N Tripuraneni, B Adlam, J Pennington

[UC Berkeley & Google Research]

高维随机特征回归中的协变量漂移。开发鲁棒机器学习模型的一个重要障碍是协变量漂移，也是分布漂移的一种形式，当训练集和测试集的输入分布不同而条件标签分布保持不变时就会发生。尽管协变量漂移在现实世界的应用中很普遍，但在现代机器学习的背景下，仍然缺乏理论上的理解。本文研究了协变量漂移下随机特征回归的精确高维渐进性，并提出这种情况下极限测试误差、偏差和方差的精确特征。结果激发了对协变量漂移的自然偏序，为确定漂移何时会损害(甚至帮助)测试性能提供了充分条件。超参数化模型对协变量漂移表现出更强的稳健性，为这种有趣的现象提供了第一个理论解释。分析揭示了分布内和分布外泛化性能之间的确切线性关系，为这一令人惊讶的近期经验观察提供了解释。

A significant obstacle in the development of robust machine learning models is covariate shift, a form of distribution shift that occurs when the input distributions of the training and test sets differ while the conditional label distributions remain the same. Despite the prevalence of covariate shift in real-world applications, a theoretical understanding in the context of modern machine learning has remained lacking. In this work, we examine the exact high-dimensional asymptotics of random feature regression under covariate shift and present a precise characterization of the limiting test error, bias, and variance in this setting. Our results motivate a natural partial order over covariate shifts that provides a sufficient condition for determining when the shift will harm (or even help) test performance. We find that overparameterized models exhibit enhanced robustness to covariate shift, providing one of the first theoretical explanations for this intriguing phenomenon. Additionally, our analysis reveals an exact linear relationship between in-distribution and out-of-distribution generalization performance, offering an explanation for this surprising recent empirical observation.

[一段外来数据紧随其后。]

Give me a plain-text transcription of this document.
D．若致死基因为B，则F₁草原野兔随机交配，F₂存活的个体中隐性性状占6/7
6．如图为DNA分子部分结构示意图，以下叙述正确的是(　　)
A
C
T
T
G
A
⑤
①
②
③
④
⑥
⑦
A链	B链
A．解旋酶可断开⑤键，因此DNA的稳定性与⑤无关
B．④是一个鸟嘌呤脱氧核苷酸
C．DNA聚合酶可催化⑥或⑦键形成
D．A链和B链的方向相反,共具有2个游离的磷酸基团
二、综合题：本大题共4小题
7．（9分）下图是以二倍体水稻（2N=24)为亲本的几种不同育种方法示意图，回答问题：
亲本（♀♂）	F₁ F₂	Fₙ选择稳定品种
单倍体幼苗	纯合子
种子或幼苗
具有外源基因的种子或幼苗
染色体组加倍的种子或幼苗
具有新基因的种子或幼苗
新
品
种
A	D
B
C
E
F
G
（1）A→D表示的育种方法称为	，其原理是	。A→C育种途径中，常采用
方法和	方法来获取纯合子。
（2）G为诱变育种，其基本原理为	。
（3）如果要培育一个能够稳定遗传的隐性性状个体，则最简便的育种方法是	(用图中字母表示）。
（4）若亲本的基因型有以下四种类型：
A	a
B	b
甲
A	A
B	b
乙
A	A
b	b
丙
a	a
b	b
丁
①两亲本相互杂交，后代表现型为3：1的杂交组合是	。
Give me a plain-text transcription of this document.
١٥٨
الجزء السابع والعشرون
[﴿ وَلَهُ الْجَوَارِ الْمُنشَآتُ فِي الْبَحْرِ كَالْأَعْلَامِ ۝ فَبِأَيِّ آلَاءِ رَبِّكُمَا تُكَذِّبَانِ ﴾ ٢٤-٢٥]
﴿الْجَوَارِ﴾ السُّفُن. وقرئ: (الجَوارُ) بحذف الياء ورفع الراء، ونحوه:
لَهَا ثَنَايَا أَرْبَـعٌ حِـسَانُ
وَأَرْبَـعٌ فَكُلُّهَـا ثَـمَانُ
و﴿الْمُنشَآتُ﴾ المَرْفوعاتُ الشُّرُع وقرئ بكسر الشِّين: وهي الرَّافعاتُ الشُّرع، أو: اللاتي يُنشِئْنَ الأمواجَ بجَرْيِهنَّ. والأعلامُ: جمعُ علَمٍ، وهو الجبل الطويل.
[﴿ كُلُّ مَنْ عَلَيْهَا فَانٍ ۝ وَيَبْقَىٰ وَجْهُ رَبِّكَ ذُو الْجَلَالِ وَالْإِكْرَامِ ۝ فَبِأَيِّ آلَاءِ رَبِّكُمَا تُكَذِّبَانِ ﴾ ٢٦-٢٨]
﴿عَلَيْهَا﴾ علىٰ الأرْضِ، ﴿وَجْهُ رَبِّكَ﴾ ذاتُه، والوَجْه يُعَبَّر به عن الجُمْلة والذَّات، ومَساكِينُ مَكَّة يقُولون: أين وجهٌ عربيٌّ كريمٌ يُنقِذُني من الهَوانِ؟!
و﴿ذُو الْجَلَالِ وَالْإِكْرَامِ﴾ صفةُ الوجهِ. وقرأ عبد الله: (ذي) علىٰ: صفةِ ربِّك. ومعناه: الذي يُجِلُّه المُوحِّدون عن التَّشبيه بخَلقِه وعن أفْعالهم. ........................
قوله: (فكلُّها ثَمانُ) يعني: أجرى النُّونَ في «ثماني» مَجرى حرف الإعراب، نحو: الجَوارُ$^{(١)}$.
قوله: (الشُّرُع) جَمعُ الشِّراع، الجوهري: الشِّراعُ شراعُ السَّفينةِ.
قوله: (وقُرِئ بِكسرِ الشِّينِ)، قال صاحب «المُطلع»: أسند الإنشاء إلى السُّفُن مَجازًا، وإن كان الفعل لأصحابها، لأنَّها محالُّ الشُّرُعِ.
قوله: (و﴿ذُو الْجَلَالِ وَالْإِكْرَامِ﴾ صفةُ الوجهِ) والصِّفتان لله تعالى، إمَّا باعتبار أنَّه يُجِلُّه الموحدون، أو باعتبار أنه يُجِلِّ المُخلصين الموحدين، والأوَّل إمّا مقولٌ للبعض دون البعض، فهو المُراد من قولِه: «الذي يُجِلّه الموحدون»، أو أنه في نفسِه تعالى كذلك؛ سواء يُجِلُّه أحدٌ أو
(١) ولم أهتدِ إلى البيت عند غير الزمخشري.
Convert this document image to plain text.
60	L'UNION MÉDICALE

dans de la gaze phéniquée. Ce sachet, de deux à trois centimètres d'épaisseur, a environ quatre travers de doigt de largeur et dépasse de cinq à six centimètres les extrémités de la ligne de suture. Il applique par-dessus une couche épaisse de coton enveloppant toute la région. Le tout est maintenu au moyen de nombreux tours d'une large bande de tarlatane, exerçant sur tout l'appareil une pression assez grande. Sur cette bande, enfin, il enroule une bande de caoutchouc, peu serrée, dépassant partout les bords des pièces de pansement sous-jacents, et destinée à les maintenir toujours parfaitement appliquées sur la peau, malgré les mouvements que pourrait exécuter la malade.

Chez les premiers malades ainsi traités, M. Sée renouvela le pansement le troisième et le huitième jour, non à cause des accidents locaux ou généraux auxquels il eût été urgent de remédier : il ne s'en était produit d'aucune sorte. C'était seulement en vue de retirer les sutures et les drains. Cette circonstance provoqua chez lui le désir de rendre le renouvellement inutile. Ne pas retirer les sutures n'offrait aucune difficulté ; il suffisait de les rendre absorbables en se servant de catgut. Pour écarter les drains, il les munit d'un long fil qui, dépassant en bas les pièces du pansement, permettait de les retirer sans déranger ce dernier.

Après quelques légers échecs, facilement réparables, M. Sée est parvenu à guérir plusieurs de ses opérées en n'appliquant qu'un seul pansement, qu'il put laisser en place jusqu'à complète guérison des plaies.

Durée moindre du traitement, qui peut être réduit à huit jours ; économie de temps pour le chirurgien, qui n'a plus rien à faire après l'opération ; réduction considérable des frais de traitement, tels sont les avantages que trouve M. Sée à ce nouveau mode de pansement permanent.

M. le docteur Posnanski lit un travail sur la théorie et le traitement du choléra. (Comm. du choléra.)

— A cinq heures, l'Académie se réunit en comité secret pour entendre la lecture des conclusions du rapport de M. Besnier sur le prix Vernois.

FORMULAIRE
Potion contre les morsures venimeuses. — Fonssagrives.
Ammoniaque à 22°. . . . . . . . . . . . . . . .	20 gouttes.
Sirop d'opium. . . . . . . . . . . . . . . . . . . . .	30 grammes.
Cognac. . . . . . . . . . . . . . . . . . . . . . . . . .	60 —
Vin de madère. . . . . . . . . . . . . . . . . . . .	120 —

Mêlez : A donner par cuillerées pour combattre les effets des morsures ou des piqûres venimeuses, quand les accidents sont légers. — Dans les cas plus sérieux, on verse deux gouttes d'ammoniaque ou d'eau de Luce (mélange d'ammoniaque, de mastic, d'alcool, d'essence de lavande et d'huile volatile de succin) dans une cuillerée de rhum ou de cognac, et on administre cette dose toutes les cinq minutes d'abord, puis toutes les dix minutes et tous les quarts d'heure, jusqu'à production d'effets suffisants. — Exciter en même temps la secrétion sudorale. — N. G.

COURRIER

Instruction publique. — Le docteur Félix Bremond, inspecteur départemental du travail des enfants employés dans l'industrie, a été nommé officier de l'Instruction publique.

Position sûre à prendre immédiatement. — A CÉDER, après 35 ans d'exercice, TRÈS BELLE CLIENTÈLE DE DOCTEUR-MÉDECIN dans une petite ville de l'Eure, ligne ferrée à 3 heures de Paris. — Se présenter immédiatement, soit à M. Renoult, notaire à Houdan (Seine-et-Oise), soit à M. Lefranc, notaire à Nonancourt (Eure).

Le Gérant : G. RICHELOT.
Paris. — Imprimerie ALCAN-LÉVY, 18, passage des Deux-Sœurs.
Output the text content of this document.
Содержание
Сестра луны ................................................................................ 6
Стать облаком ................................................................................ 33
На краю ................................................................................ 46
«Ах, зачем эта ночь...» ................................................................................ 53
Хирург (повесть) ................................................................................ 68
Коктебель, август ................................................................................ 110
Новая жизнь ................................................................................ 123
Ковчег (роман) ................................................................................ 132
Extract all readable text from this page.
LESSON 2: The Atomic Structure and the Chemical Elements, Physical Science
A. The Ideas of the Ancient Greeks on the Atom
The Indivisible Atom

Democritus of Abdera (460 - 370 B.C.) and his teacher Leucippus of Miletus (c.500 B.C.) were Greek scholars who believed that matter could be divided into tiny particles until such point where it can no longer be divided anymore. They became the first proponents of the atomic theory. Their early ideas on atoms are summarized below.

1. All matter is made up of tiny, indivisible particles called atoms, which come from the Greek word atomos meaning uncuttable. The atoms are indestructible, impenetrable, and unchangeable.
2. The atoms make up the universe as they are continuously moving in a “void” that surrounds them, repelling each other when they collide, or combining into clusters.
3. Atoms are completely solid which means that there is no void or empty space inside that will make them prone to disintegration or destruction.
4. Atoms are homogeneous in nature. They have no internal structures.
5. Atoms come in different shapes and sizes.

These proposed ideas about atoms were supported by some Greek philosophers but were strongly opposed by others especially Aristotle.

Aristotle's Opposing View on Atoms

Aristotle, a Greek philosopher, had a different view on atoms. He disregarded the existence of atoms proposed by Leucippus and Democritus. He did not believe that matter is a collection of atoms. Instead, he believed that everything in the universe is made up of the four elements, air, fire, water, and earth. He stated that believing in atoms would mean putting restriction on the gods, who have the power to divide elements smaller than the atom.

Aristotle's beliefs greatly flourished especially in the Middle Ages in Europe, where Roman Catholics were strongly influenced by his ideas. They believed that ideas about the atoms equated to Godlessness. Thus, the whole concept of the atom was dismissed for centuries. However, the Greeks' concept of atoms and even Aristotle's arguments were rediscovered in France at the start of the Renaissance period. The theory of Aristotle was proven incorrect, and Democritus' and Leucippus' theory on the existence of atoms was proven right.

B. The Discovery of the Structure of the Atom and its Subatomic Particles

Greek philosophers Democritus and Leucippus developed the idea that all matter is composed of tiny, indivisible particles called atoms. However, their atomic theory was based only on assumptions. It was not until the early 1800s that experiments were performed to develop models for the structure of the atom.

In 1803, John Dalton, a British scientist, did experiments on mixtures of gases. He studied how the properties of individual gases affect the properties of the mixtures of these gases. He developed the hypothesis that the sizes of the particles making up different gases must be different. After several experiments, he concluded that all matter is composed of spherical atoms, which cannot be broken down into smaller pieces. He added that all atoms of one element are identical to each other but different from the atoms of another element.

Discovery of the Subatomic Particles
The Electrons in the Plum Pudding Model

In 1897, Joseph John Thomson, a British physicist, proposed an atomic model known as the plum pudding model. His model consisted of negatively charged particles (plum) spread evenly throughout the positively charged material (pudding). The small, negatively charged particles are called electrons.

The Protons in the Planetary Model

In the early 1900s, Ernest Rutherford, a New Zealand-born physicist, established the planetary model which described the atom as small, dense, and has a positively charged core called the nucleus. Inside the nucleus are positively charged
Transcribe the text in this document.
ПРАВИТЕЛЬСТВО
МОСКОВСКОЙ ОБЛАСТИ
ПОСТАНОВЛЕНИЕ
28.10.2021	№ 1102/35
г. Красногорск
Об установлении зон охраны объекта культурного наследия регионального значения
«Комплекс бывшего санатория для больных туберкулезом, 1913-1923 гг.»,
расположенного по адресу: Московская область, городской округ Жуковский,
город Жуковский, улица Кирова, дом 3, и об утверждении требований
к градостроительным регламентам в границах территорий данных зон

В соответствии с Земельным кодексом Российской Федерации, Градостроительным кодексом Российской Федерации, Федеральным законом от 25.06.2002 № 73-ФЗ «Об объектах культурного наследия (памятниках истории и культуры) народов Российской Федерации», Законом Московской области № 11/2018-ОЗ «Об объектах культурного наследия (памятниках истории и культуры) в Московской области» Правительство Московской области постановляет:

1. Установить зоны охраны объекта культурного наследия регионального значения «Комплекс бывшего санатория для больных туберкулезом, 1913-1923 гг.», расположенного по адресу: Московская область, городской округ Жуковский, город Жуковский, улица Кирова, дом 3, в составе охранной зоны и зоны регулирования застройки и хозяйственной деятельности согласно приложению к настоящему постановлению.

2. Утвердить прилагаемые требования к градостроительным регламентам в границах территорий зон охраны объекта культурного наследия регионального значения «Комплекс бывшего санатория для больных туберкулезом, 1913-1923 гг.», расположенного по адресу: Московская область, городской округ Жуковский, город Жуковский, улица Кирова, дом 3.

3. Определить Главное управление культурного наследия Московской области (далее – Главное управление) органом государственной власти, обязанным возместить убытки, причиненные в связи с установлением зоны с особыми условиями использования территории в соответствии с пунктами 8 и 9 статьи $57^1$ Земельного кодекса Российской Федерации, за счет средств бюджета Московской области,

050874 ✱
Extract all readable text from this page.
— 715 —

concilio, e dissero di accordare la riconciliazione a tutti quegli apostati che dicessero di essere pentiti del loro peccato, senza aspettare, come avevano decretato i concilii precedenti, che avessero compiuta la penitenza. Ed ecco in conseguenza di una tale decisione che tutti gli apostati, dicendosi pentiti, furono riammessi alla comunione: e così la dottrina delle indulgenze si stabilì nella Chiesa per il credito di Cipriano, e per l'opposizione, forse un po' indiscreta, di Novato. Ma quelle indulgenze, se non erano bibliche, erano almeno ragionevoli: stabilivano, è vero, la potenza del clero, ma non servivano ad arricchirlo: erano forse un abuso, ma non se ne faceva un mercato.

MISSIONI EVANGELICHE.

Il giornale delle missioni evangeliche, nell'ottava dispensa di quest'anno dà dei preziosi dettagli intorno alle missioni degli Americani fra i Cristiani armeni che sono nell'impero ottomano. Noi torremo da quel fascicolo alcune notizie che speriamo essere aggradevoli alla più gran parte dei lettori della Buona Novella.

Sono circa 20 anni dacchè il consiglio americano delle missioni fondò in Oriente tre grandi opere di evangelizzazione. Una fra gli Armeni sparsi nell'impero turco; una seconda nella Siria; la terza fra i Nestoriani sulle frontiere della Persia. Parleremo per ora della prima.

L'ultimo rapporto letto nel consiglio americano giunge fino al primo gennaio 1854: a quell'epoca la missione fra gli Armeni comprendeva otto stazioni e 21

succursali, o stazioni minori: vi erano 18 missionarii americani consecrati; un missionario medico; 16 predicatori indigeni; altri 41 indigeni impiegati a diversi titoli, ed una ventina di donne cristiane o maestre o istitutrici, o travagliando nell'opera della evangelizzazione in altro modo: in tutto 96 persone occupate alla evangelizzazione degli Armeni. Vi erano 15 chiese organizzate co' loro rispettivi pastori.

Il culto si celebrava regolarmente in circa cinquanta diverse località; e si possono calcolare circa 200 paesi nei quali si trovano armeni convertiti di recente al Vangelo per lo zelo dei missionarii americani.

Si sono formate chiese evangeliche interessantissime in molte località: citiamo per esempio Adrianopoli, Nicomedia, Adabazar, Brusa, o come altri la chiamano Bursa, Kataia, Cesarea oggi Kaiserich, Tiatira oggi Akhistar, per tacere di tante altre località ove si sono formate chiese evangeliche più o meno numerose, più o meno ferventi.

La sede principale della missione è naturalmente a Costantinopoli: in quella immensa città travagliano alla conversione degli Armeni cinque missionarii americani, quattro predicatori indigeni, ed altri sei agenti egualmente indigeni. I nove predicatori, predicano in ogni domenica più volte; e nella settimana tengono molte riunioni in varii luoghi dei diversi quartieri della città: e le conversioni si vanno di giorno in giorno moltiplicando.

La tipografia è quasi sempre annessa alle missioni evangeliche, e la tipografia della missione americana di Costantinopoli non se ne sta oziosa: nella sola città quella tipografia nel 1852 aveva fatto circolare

https://weibo.com/1402400261/L2rWsATad

3、[CL] N-grammer: Augmenting Transformers with latent n-grams

2021

N-grammer: 基于潜N-grams增强Transformer。Transformer模型最近已成为自然语言处理的基础模型之一，作为副产品，最近人们对扩大这些模型的规模产生了极大的兴趣和投资。然而，这些大型Transformer语言模型的训练和推理成本过高，因此有必要进行更多的研究，以确定更有效的变体。本文受统计语言建模文献的启发，对Transformer架构提出了一个简单而有效的修改，即用从文本序列的离散潜表示中构建的n-grams来增强模型。对所提出的N-grammer模型在C4数据集上的语言建模进行了评估，发现它优于几个强大的基线，如Transformer和Primer。

Transformer models have recently emerged as one of the foundational models in natural language processing, and as a byproduct, there has been significant recent interest and investment in scaling these models. However, the training and inference costs of these large Transformer language models are prohibitive, thus necessitating more research in identifying more efficient variants. In this work, we propose a simple yet effective modification to the Transformer architecture inspired by the literature in statistical language modeling, by augmenting the model with n-grams constructed from a discrete latent representation of the text sequence. We evaluate our model, the N-grammer on language modeling on the C4 data-set, and find that it outperforms several strong baselines such as the Transformer and the Primer. We will open-source our model for reproducibility purposes upon acceptance.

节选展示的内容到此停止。